Presidenza Figc: un ruolo centrale per le scommesse nei programmi di Abete e Malagò

Giancarlo Abete e Giovanni Malagò hanno presentato i programmi inerenti alla candidatura per la presidenza Figc. Spazio anche alle scommesse sportive ritenute importanti per il rilancio del sistema calcio.

C’è spazio anche per le scommesse nei programmi presentati da Giancarlo Abete e Giovanni Malagò riguardo la loro candidatura alla presidenza della Figc (Federazione italiana giuoco calcio). L’assemblea è dunque convocata per lunedì 22 giugno presso il Rome Cavalieri Waldorf Astoria Hotel. Ecco i punti centrali in cui si parla del ruolo che le scommesse potranno avere per la crescita del sistema calcio.

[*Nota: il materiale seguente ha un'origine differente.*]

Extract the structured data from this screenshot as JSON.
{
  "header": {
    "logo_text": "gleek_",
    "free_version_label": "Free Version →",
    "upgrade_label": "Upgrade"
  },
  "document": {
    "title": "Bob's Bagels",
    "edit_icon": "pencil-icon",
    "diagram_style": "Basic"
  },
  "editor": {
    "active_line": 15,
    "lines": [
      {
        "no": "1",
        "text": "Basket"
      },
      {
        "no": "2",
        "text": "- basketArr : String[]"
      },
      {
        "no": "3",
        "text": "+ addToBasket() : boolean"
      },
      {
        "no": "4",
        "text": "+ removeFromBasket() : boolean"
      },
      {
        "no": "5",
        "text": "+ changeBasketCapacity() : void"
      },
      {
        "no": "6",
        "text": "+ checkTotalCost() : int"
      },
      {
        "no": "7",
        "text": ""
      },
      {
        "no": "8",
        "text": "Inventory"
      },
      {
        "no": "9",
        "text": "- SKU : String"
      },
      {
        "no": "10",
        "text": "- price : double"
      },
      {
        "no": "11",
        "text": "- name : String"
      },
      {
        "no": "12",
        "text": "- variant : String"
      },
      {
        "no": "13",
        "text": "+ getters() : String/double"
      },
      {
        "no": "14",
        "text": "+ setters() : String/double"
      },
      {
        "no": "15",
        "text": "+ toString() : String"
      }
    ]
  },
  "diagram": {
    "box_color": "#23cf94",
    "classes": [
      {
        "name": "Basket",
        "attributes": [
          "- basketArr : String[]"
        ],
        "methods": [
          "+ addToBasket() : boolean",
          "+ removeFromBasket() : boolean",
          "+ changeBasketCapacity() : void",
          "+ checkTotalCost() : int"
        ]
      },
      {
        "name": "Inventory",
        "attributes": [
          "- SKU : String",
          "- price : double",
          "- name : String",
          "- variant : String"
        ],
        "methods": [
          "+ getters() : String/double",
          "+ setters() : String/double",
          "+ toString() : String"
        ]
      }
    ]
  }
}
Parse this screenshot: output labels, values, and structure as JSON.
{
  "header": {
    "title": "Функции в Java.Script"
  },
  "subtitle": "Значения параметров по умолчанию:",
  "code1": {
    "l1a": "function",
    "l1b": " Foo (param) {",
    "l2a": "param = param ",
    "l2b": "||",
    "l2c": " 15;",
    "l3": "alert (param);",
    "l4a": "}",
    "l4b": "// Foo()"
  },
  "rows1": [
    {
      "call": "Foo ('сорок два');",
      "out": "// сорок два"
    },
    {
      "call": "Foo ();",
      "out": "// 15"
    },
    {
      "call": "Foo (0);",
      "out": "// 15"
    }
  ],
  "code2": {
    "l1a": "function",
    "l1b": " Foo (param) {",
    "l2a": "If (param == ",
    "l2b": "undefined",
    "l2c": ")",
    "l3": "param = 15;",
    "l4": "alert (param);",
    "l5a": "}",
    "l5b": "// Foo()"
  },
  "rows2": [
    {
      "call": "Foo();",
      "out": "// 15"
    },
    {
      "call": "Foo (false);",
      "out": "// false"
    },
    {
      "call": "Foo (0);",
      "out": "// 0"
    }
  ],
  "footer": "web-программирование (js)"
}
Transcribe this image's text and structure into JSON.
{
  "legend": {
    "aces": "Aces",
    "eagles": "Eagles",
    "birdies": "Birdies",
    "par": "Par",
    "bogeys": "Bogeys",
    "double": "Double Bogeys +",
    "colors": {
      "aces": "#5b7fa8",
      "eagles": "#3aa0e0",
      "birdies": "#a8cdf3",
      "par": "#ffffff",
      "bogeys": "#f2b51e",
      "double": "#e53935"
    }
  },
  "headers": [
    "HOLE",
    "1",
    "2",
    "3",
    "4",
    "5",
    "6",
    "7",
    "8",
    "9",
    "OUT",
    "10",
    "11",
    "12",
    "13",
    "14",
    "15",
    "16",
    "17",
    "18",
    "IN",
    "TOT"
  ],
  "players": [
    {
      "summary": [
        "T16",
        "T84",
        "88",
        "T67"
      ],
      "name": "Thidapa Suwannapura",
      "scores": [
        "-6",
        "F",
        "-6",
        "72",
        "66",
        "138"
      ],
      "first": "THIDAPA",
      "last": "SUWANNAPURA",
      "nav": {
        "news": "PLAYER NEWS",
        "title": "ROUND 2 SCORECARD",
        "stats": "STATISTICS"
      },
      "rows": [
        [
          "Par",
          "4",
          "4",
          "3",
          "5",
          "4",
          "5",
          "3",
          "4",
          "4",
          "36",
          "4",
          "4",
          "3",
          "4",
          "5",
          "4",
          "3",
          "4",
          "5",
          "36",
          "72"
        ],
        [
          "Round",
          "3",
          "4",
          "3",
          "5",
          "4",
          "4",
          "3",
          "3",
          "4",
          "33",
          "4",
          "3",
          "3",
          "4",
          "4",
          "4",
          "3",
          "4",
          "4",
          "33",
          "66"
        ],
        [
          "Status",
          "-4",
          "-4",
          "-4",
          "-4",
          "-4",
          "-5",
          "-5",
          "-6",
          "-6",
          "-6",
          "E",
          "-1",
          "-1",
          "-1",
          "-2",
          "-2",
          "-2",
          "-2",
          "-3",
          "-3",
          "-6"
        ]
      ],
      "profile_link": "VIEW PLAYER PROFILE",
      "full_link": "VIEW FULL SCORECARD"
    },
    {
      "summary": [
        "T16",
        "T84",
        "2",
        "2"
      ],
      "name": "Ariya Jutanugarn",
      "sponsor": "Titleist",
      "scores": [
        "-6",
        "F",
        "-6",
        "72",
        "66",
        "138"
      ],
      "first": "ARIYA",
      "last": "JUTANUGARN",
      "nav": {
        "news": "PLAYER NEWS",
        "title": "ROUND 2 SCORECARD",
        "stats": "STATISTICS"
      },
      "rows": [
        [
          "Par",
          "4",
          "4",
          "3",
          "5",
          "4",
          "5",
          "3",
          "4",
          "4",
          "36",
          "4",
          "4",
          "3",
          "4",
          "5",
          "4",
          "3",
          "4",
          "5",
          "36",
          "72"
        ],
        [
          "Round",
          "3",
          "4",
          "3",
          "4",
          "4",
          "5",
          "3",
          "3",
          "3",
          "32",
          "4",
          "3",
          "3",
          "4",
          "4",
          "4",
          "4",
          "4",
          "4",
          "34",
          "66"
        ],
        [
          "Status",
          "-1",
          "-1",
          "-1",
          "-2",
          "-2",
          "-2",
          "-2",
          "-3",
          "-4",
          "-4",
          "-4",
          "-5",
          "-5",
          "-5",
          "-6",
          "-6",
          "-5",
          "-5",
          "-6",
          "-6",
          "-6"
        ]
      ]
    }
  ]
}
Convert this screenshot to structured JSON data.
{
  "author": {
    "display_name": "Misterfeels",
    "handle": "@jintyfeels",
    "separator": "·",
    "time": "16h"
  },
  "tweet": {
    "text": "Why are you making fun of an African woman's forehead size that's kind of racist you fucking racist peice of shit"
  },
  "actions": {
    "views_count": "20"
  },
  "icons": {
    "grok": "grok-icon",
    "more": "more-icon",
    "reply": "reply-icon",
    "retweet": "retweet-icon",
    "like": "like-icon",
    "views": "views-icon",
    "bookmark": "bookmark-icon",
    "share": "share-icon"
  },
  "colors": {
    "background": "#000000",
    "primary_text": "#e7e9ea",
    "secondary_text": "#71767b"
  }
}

Nel programma di Giancarlo Abete si fa subito riferimento “all’abolizione del divieto pubblicità e sponsorizzazioni per gli operatori delle scommesse con riferimento al Decreto dignità del 2 luglio 2018, eventuali e auspicati interventi collegati al recupero di risorse derivanti dalle scommesse debbono avere come riferimento terminale la Federazione per politiche mirate alla crescita dell’intero sistema come avvenuto per l’utilizzo degli utili fiscali, normativa venuta purtroppo meno al termine dell’anno solare 2024 e che è auspicabile possa essere reintrodotta con una sempre maggiore attenzione all’utilizzo della stessa in attività socialmente rilevanti, con particolare attenzione all’utilizzo dei giovani e allo sviluppo del calcio femminile”.

Inoltre si legge ancora che “la bozza del disegno di legge di riforma del calcio evidenzia peraltro la necessità di sostenere una realtà sociale sportiva e industriale importante all’interno del nostro Paese attivando maggiori entrate e riducendo i costi. Aldilà della individuazione di uno strumento non condivisibile per raggiungere tale obiettivo e cioè il commissariamento, si evidenziano in tale ipotesi di lavoro alcune aree che risultano fondamentali per sostenere la progettualità che deve partire dalla Federazione”. In primis si fa riferimento al “recupero dei diritti sui giuochi sportivi della ex quota delle schedine: sulle scommesse sportive legate al settore calcio da destinare alla Figc (ovvero il 2 percento di circa 16 miliardi)”.

Si parla anche dell’introduzione “di un tetto massimo delle percentuali riconosciute ai procuratori sportivi: contenimento dei costi che gravano sul sistema. A tali aree occorre rivolgere attenzione così come occorre rivolgere attenzione all’opportunità, venuta a mancare da 2018, di poter sostenere l’attività delle società di vertice con sponsorizzazioni mirate da parte degli operatori nell’ambito dei giochi e delle scommesse, dovendo essere la trasparenza e la legalità nell’ambito dei giochi e delle scommesse il faro di riferimento per il nostro sistema con appostazione di idonee risorse per combattere la ludopatia e i fenomeni connessi”.

Un pensiero analogo quello di Malagò che nel suo programma sottolinea: “L’importanza della sostenibilità del calcio italiano passa anche dalla capacità di proteggere e sviluppare le risorse di sistema. Diritti audiovisivi, contrasto alla pirateria, mercato delle scommesse, fiscalità sportiva e incentivi agli investimenti non sono dossier separati. Sono parti di una stessa politica industriale per il calcio. La pirateria audiovisiva sottrae valore a club, broadcaster, Leghe, investitori e, indirettamente, a tutto il movimento. L’introduzione della piattaforma Piracy Shield, attiva dal 1° febbraio 2024, ha rappresentato un passaggio importante, con la possibilità di blocco automatizzato di Fqdn e indirizzi Ip entro trenta minuti dalla segnalazione del titolare dei diritti”.

“La Figc dovrà sostenere un rafforzamento continuo di questi strumenti, favorendo cooperazione tra istituzioni, Agcom, Leghe, broadcaster e operatori tecnologici. Il tema delle scommesse sportive richiede una posizione istituzionale chiara. Secondo il Report Calcio, la raccolta delle scommesse sul calcio ha superato 16 miliardi di euro e il gettito erariale ha raggiunto livelli record. È legittimo aprire una riflessione sul recupero di una quota di risorse da destinare alto sviluppo del movimento. Se il calcio genera una parte rilevante del valore del betting, almeno una parte di quel valore deve tornare al calcio e alla sua sua funzione sociale. La fiscalità sportiva dovrà essere oggetto di un confronto con Governo e Parlamento”. Inoltre la riforma non “deve essere pensata come privilegio del calcio, ma come investimento in un settore che produce occupazione, gettito, inclusione e reputazione internazionale”.